Lawyer rent seeking is a theory. It predicts support at the Supreme Court for homosexual marriage, but not for sheep marriage (no person jurisdiction ... yet). It is neutral on polygamy. Splitting community assets 10 ways: less attractive than 2 ways. If the data fail to support, it's dropped.
2.6.2005 6:58am
I remain puzzled by this eagerness to expand the definition of people who can marry. Married people face capricious family courts and at least 65 penalty clauses in the Federal tax. I read that four million couples live in sin today (including me and my girlfriend), compared with 65,000 in 1960.

The state should get out of this business. Marriage should be a religious rite only, without legal recognition, like communion or bar mitzvah.

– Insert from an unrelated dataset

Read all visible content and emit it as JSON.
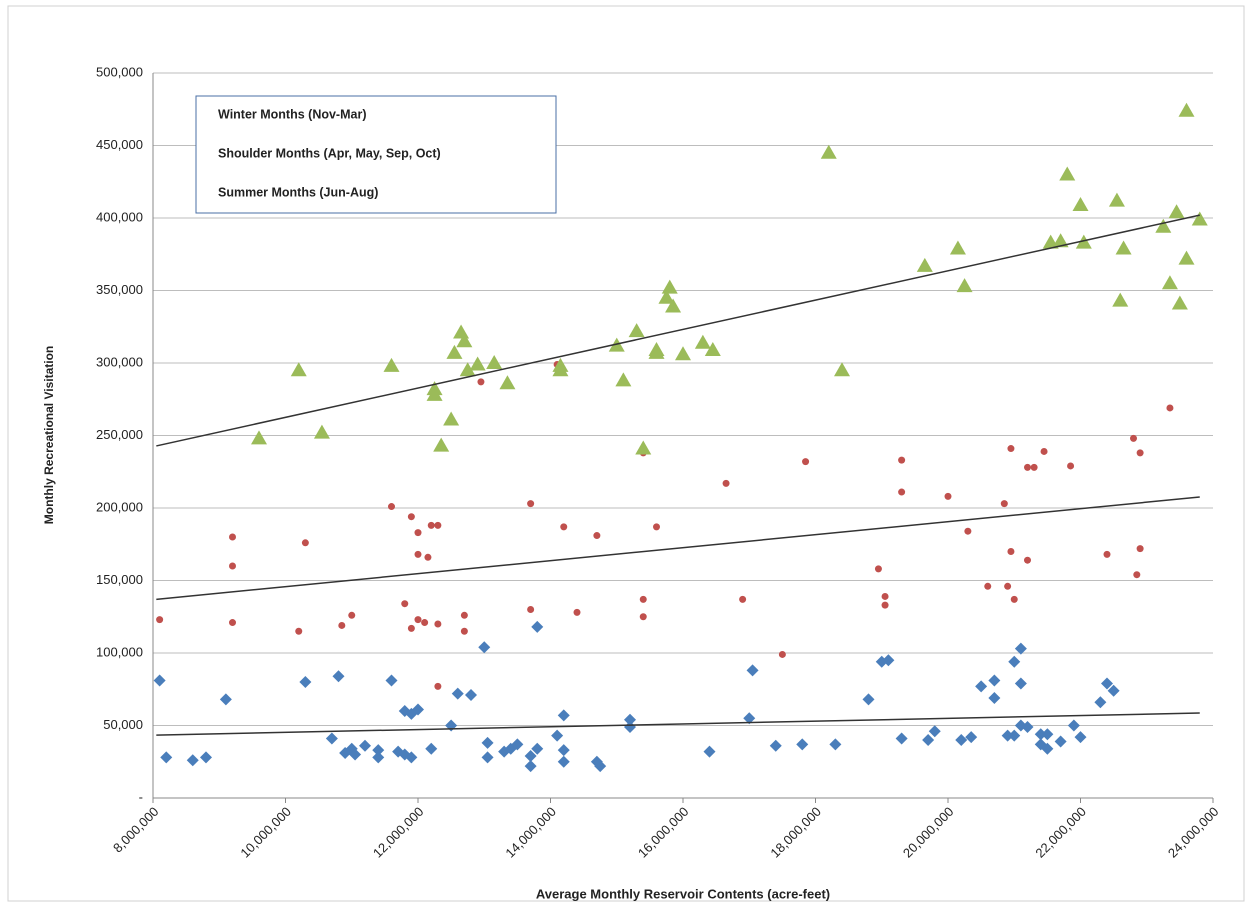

Any two adults should be able to register a domestic partnership with all the legal and fiscal consequences of what we today call marriage.
2.6.2005 10:52am
SupremacyClaus (mail):
JDS: I neither agree nor disagree with you that marriage should no longer be a state function. I respect your viewpoint. I am willing to listen carefully to any data and logic you have.

I am certain that you should convince the state legislature of any changes you wish. As a back up, get a voter referendum, and convince the public. If a decision affects more than 5% of the population, it must be kicked upstairs, to the accountable branches. A decision that will affect 50% of people needs to be made by the public. That way, they cannot scapegoat if it is a mistake.

Don't be breakin' in through no back door, sneakin' massive changes in social function by convincin' some skank insurrectionist judge.